True or false:
If you want to invest in real estate, you need to save lots of cash first.
That’s certainly one way to get started. But if you’re like most of us, that route will cause you to wait longer to invest than is actually necessary .
Little to no cash on hand? There are lots of ways to raise money for your first real estate deal. Here are three.
#1 Partner with a Private Lender
A private lender is a person who lends you money. This person can be a friend, a relative, or someone you traded business cards with at your last networking event.
To form a partnership like this, you’ll have to do something that is always simple but not necessarily easy.
You’ll have to ask.
Nine times out of ten, no one is going to just hand you thousands of dollars for kicks and giggles. But you might be surprised by how many people in your circle are genuinely interested in the opportunity you’re offering them.
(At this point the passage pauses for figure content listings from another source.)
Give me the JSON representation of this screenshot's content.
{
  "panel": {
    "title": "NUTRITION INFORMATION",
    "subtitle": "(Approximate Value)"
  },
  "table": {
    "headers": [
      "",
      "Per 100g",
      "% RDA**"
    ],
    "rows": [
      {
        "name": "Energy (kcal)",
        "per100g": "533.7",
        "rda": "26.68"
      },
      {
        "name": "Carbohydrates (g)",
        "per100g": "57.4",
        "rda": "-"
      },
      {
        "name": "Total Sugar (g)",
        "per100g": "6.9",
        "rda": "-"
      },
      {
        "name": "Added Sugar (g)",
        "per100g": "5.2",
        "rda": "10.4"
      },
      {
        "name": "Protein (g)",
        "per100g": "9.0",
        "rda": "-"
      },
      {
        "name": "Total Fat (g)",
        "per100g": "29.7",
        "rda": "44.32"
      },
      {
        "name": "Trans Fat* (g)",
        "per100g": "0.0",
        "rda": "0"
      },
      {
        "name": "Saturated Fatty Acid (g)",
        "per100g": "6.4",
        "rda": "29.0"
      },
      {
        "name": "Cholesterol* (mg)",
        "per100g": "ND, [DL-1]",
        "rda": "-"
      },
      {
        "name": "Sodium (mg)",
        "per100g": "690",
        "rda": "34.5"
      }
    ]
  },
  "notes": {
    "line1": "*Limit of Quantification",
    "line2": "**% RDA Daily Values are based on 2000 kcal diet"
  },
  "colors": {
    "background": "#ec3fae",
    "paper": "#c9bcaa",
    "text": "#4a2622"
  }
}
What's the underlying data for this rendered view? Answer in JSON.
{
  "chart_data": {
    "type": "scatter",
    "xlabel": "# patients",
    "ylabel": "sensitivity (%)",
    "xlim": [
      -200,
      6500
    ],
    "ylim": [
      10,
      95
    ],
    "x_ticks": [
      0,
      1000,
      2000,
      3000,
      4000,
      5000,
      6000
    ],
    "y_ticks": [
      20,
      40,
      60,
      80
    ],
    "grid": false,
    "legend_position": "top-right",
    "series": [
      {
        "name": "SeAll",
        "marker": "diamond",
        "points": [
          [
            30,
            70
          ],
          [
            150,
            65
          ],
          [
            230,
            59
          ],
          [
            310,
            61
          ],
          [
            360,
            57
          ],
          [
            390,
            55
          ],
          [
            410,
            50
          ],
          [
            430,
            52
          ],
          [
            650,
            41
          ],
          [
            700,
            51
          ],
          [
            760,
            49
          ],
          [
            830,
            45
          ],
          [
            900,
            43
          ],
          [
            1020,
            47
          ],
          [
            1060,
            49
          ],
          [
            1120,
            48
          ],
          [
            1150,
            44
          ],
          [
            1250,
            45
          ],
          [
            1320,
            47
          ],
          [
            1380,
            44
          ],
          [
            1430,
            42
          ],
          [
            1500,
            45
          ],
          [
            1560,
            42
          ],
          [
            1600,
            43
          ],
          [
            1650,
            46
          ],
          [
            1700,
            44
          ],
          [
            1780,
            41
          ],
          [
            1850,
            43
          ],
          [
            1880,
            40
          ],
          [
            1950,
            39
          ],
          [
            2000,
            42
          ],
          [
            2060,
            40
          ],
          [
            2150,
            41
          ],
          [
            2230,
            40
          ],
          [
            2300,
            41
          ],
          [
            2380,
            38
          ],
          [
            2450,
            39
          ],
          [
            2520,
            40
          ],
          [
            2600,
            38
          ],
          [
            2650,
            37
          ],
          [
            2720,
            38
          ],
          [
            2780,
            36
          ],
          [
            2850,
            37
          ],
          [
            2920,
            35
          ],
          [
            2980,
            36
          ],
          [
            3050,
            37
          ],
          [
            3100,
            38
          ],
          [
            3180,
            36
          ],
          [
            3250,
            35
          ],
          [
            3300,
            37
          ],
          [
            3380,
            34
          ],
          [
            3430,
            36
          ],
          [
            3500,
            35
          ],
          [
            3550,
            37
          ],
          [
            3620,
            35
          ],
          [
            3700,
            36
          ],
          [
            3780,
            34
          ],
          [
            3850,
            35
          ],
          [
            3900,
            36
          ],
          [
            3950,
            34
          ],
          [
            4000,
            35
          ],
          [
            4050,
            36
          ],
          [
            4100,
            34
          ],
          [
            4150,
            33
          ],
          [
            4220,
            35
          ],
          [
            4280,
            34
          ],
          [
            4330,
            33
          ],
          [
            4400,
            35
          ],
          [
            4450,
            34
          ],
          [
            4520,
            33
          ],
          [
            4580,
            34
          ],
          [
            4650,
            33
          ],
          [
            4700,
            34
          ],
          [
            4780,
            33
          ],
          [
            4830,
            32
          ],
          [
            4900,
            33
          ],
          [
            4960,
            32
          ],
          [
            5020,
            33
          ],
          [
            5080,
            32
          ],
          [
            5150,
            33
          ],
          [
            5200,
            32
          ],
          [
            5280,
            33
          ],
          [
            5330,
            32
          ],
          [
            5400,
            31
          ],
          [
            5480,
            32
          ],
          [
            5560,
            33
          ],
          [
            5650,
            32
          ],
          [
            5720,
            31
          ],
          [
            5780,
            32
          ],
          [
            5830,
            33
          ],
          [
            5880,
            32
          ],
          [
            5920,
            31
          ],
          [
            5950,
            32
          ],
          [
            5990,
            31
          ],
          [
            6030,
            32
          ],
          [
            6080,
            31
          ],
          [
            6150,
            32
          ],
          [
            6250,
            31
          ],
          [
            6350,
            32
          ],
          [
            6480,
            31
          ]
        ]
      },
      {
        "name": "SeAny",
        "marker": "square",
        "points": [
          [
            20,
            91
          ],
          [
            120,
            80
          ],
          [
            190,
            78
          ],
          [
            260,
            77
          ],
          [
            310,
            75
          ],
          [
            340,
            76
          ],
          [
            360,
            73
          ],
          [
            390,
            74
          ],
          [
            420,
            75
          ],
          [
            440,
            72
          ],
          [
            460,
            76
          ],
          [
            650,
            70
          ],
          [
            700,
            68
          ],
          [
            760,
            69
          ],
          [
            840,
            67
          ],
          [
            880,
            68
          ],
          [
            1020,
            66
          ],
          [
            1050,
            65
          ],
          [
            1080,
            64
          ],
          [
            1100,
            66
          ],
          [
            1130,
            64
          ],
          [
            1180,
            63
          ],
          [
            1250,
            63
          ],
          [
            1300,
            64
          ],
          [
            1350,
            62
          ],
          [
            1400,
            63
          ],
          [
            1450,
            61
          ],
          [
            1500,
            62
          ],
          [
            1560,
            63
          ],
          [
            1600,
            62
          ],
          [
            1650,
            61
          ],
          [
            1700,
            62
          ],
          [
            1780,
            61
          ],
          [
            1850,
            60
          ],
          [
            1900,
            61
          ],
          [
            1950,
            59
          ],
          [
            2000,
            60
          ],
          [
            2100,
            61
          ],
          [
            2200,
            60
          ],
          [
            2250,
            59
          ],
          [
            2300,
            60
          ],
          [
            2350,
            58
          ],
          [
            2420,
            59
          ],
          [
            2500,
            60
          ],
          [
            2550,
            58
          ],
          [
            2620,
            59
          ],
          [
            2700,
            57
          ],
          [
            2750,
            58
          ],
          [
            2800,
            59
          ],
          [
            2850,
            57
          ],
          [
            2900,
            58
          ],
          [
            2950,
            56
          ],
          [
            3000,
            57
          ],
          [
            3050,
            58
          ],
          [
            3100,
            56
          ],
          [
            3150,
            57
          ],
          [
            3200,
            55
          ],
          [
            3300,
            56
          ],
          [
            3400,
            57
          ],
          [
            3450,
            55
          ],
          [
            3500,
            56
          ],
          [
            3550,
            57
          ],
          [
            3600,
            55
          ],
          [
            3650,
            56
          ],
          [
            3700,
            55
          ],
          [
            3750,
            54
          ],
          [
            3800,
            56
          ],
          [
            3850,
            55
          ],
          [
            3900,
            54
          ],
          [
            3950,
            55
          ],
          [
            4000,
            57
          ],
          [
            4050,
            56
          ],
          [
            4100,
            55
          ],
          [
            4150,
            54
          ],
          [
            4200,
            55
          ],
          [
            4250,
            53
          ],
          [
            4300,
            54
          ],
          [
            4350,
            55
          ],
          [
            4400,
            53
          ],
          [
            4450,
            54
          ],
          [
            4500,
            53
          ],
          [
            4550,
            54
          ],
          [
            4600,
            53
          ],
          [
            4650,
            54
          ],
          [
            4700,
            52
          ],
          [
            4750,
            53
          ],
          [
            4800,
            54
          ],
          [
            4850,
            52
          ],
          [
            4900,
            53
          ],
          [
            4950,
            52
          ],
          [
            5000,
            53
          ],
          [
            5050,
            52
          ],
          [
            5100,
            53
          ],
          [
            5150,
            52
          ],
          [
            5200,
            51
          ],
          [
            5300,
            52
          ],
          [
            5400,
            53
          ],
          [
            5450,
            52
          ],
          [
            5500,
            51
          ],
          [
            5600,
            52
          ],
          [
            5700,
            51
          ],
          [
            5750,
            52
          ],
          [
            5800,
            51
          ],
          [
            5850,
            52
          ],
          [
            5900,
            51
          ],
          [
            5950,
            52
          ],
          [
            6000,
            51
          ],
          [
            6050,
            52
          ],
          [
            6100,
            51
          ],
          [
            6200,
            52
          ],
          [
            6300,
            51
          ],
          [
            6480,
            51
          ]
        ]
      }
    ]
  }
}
You don’t need to wait until you’ve found a deal to start the conversation with a potential private lender. If you know you’re ready to dive into real estate investment, reach out to people you know and trust. Then tell them how you plan to invest and ask if they’d be interested in partnering with you.
#2 Apply for a Hard Money Loan
A hard money loan is one way to get most if not all of the money you need to buy and rehab a home quickly.
These loans typically come with high interest rates and other fees. It’s not unusual to pay your hard money lender a monthly interest rate of around 11% on your first deal. That’s not inexpensive, but don’t let that scare you away from the deal if the numbers make sense.
It’s a good idea to have a preliminary phone conversation with a hard money lender before applying for a loan. During the call, make sure you cover these topics:
- How much of the total project (price of property + rehab) the loan will cover.
- How much interest you’ll be paying each month.
- How long you have to pay back the loan.
- What the penalties for exceeding the loan ending date are.
- If you can pay back the loan early without a penalty.
#3 Use Your Equity
If you are a homeowner, you may have enough equity to finance your real estate investment ventures. Equity is your home’s appraised value minus what you still owe on your mortgage. So if your home appraises for $200K and you have $100K left to pay on your mortgage, the equity in your home is equal to $100K.
There are a couple of ways you can use that equity. You can take out a home equity line of credit (HELOC) or a home equity loan.
Like a credit card, a HELOC is a source of capital you can use when needed. Also like a credit card, you can’t use more than the approved line of credit. You’ll only have to pay off the amount you borrow.
A home equity loan gives you a certain percentage of your equity in one lump sum. You’ll pay it off monthly as you would a traditional mortgage.
You can invest in real estate even if you have little to no extra cash on hand. The methods described here are riskier than saving cash. But with greater risk, a solid deal, and the right partners, real estate investment becomes much more math than luck.